The chances of an unintended skirmish in the border region continues to elevate following the collapse of the Sept. 19 inter-Korean military agreement, a buffer-creating pact signed in 2018 that served to prevent military conflict, as South Korea’s government has hit back at Pyongyang by calling for the collapse of the North Korean regime.
With US-South Korea joint military exercises as well as a general election in South Korea on the calendar for this spring, it looks to be a season of unprecedented crisis on the Korean Peninsula.
The most notable of the aforementioned joint exercises is the Ulchi Freedom Shield, a two-week series of exercises scheduled for March. Originally, these exercises were mostly carried out via computer simulations. Starting last year, however, the exercises began incorporating more live training, featuring large-scale formations and heavy equipment. US nuclear-powered aircraft carriers and strategic bombers are expected to arrive in South Korea. North Korea has lambasted South Korea-US military exercises as “war games” done in preparation for an invasion of North Korea,” responding with its own exercises as well as missile launches.
North Korea normally conducts its winter exercises from December to March. Now that the Sept. 19 military pact has gone up in smoke, Pyongyang is expected to conduct live artillery drills and tactical exercises on the regiment level along the Military Demarcation Line.

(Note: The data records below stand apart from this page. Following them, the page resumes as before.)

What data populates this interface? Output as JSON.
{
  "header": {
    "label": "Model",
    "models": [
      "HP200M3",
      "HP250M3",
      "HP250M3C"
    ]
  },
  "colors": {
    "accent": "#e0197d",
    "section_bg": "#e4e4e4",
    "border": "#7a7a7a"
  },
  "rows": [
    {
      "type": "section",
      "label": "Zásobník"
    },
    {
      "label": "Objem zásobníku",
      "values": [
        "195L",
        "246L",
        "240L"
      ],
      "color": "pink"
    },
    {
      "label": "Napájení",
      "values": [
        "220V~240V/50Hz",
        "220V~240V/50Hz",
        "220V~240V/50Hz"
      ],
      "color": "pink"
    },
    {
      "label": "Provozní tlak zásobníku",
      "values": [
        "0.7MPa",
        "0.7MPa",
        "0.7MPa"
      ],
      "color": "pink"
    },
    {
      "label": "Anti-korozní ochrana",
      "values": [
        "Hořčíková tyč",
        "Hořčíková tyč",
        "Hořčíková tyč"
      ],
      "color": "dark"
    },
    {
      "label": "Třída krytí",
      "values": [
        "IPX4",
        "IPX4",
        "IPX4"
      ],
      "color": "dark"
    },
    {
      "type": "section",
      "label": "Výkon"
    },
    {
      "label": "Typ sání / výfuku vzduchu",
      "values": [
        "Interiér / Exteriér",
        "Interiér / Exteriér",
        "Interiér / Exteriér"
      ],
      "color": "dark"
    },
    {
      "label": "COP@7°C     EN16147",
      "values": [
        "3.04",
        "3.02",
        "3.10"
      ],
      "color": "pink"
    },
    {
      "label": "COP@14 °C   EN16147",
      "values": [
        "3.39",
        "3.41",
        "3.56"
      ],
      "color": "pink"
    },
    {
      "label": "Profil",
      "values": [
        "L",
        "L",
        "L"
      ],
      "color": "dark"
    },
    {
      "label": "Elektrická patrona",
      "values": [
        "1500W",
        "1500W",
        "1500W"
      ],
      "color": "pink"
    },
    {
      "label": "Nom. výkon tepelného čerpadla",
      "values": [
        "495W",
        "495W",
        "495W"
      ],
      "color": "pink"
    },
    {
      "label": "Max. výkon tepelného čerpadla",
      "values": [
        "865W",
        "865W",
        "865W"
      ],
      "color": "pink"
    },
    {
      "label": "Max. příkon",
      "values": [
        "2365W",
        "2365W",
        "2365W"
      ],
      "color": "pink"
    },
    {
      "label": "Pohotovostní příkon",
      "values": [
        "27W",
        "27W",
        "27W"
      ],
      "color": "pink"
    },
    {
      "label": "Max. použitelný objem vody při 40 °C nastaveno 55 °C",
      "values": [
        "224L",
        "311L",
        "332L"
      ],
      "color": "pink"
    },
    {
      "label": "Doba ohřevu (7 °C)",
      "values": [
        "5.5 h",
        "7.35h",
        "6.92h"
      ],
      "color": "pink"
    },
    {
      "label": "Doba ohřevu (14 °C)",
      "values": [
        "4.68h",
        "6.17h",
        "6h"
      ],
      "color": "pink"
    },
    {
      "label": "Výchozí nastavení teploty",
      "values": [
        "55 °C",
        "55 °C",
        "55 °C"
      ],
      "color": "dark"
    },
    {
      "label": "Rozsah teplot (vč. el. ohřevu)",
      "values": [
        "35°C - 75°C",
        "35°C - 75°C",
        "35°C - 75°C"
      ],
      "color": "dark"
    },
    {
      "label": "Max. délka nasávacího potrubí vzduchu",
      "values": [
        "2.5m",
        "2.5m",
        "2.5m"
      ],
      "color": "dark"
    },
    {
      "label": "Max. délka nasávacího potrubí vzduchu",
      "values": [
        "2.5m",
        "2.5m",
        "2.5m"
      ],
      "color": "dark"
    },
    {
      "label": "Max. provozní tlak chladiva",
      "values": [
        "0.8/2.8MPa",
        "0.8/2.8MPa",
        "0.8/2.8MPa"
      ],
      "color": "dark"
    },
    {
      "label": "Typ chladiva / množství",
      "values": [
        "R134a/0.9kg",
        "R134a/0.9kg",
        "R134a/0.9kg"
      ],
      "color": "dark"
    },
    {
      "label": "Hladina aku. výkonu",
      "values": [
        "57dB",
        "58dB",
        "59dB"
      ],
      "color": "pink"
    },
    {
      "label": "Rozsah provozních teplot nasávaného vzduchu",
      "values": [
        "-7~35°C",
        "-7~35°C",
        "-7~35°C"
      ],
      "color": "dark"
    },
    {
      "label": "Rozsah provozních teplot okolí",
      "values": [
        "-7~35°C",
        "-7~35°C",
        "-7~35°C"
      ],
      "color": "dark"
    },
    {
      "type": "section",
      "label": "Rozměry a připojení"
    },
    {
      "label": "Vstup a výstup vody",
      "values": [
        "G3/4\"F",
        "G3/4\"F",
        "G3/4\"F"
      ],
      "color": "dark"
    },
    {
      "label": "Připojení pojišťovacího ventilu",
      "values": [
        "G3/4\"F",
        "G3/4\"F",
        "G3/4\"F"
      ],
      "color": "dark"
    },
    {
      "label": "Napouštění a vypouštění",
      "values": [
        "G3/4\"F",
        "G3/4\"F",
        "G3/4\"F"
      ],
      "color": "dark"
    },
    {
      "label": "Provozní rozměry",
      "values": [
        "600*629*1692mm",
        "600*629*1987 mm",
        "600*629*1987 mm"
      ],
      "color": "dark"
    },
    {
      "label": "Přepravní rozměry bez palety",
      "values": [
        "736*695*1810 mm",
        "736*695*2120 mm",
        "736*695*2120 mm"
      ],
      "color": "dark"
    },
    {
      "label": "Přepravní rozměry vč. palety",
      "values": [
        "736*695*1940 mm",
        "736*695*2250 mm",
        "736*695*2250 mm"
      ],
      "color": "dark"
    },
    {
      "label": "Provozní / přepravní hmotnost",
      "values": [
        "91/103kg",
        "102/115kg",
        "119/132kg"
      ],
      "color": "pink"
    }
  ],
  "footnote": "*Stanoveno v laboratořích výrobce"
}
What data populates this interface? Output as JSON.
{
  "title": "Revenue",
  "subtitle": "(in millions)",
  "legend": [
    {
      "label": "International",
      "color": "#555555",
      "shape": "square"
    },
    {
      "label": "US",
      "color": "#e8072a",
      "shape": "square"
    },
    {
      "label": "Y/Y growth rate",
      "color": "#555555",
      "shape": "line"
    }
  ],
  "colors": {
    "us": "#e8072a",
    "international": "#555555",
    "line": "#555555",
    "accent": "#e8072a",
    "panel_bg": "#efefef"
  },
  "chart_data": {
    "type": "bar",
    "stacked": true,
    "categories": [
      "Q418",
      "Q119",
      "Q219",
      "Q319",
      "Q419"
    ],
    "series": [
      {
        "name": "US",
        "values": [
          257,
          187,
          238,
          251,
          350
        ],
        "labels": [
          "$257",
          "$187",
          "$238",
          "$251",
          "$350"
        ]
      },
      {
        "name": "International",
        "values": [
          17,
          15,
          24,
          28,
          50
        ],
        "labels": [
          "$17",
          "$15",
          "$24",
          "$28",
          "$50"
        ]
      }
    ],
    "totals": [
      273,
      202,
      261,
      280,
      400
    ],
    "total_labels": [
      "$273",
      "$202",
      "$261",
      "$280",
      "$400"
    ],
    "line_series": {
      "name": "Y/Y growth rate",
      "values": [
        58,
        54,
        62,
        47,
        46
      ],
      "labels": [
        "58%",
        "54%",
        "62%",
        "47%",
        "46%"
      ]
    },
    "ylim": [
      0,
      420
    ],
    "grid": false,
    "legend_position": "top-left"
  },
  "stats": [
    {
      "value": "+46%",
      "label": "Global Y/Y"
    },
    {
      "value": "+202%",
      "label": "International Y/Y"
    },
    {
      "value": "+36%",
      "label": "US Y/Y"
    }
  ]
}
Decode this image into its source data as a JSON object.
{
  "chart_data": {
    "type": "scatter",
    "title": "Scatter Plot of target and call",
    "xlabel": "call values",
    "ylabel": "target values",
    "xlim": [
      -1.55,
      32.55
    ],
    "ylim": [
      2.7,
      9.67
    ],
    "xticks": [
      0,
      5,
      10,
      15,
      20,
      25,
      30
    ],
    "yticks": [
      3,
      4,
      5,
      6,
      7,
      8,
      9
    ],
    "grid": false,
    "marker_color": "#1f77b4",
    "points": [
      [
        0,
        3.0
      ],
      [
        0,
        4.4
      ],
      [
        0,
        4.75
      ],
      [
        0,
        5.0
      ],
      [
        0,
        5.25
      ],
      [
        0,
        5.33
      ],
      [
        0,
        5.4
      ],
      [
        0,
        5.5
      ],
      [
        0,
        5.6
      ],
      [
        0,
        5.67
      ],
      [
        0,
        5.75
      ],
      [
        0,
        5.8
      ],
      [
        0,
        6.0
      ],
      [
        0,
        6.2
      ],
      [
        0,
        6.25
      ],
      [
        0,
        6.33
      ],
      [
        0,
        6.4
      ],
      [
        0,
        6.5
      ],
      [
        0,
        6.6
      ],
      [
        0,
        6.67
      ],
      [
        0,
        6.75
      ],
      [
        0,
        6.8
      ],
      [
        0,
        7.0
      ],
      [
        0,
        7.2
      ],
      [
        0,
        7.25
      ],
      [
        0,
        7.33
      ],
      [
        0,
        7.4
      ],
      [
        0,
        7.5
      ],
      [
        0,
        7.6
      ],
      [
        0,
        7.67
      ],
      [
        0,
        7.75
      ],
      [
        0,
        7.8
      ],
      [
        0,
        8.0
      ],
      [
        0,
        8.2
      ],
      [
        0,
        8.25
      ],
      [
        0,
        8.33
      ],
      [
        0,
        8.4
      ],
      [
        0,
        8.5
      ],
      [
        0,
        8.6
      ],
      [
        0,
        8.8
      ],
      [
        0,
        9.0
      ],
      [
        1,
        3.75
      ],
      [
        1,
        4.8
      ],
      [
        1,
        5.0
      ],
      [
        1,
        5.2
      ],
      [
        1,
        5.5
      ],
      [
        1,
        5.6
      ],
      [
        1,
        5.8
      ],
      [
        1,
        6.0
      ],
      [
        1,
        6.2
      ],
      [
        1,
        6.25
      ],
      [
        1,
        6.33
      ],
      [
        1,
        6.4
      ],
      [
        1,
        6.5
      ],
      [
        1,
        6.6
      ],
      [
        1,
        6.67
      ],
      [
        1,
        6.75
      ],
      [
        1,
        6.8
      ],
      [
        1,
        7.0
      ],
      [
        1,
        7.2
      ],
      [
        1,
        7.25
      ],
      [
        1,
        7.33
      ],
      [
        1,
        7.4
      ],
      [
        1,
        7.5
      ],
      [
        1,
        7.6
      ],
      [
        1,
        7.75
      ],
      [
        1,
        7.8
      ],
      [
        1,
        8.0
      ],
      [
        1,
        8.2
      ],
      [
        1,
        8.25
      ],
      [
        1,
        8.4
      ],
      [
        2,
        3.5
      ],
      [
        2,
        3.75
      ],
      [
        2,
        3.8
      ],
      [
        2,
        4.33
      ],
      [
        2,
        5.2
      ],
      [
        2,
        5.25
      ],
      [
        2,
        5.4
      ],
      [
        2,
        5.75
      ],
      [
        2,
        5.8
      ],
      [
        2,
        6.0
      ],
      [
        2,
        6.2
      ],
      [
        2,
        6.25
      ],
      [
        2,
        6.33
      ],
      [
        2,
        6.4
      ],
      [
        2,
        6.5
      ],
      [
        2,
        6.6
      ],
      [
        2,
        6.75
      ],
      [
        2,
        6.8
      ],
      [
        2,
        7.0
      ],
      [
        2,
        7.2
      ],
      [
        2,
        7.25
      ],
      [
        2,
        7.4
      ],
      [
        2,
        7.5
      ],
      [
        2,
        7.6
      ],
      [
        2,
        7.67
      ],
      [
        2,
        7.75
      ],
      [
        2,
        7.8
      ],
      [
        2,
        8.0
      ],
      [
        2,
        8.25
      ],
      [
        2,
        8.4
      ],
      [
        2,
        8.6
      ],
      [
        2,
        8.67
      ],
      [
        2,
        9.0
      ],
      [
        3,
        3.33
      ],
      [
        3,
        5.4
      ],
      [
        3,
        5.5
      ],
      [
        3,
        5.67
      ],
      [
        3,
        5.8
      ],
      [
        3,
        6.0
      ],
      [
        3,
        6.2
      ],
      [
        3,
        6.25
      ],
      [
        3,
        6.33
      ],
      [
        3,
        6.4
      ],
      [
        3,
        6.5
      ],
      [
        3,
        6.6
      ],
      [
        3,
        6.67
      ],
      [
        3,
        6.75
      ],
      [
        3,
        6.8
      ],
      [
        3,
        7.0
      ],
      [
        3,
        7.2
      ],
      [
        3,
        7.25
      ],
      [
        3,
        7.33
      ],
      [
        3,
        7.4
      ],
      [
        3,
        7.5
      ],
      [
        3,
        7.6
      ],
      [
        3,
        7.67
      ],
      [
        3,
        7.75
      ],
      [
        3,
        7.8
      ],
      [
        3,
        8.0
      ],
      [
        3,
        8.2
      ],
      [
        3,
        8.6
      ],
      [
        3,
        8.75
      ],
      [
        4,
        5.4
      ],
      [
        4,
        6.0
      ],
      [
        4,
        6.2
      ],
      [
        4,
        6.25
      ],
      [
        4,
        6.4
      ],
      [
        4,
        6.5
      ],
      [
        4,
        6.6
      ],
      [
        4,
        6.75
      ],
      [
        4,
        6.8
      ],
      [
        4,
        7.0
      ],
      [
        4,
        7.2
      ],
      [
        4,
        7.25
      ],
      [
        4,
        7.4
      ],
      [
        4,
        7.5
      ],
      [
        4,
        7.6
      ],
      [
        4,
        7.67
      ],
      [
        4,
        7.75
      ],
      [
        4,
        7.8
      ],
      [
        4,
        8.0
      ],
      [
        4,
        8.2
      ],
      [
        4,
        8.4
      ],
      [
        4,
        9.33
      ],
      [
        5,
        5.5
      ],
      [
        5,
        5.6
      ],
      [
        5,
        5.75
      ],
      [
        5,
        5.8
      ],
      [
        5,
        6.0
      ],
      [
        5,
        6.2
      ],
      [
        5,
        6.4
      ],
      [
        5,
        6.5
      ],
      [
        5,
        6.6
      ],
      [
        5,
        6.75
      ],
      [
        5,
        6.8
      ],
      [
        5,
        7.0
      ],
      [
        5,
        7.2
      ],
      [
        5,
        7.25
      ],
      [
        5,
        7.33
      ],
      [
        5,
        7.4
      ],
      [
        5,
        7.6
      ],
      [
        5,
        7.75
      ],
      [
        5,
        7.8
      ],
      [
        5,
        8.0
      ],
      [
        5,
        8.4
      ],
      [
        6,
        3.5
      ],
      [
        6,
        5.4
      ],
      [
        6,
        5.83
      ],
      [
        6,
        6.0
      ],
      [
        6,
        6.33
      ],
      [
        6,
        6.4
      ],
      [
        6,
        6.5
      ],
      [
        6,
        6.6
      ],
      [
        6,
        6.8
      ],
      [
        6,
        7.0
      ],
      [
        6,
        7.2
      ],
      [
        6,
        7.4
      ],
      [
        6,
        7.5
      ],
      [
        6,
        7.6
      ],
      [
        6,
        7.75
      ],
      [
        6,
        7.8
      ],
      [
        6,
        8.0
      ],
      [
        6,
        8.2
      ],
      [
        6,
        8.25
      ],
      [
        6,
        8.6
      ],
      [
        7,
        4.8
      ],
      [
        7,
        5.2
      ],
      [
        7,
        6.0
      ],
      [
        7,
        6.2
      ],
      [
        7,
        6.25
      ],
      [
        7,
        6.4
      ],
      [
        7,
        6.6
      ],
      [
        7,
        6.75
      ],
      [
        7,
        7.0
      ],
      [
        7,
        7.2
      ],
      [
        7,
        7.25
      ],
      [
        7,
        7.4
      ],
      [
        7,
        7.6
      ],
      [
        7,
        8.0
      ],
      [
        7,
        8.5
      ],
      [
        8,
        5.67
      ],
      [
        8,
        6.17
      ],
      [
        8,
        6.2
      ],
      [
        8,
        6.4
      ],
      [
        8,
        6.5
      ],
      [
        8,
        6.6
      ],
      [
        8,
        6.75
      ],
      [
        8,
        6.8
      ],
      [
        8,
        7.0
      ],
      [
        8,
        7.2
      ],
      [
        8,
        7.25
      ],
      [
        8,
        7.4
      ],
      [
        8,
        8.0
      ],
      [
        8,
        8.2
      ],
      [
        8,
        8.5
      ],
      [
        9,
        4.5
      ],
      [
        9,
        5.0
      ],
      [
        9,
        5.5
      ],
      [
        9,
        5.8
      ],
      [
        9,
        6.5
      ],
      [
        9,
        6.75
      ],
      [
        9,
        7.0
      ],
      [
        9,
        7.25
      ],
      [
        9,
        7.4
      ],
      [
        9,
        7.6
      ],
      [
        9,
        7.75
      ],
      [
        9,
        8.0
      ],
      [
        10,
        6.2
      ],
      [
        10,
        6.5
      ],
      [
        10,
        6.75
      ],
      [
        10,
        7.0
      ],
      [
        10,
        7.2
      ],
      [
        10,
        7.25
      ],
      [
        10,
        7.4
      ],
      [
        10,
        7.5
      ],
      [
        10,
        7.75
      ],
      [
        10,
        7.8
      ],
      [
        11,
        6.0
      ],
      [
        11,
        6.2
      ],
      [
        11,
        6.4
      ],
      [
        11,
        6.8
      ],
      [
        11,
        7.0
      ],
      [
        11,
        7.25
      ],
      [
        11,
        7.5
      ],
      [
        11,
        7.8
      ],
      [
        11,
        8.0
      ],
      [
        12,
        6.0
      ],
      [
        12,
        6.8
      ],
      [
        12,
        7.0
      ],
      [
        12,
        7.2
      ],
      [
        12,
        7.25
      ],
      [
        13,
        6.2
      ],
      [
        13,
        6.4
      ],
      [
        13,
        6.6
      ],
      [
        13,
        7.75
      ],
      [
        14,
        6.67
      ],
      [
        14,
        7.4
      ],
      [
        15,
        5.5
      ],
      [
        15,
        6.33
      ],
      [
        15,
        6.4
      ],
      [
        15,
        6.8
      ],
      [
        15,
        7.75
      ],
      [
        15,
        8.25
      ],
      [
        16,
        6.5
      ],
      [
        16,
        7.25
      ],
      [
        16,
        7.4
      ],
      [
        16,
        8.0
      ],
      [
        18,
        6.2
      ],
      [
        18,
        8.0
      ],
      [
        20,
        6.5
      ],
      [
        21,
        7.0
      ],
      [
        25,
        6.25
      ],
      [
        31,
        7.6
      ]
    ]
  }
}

As all military communication channels between the two Koreas have been cut off, there’s an increased chance of a misfire or a misunderstanding that leads to an armed clash.
Whether civilian organizations will resume the release of propaganda balloons from near the inter-Korean border also remains a variable. While prevailing westerly winds impede the flight of such balloons over the border in the winter, there’s a good chance that groups will begin sending them once there’s a change in the wind in March. Were North Korea to use anti-air artillery to try to shoot down the propaganda balloons, it could end with bullets falling south of the armistice line, leading to kinetic engagement between South and North.
Once the ice thaws by late March, the North will begin its naval field maneuvers and artillery drills in the vicinity of the Northern Limit Line off the peninsula’s western coast. May and June are when the blue crab fisheries near Yeonpyeong Island are busiest; these crab crops bring fishing vessels from North and South Korea to this border area, which in turn prompts the North and South Korean navies to enter the waters as well. The two battles of Yeonpyeong Island (1999 and 2002) both occurred in June.
The risk of an armed clash near the Northern Limit Line this year is higher than usual. During a meeting of the Supreme People's Assembly on Monday, Kim Jong-un said, “The illegal ‘northern limit line’ and any other boundary can never be tolerated, and if the ROK violates even 0.001 mm of our territorial land, air and waters, it will be considered a war provocation.”
In response, Jeon Ha-gyu, the spokesperson from South Korea’s Ministry of National Defense, said, “The NLL is the de facto maritime border that has been defended with the lives of many of our fallen soldiers, and it is our military’s resolute stance that it will protect and defend the NLL whatever the circumstances may be.”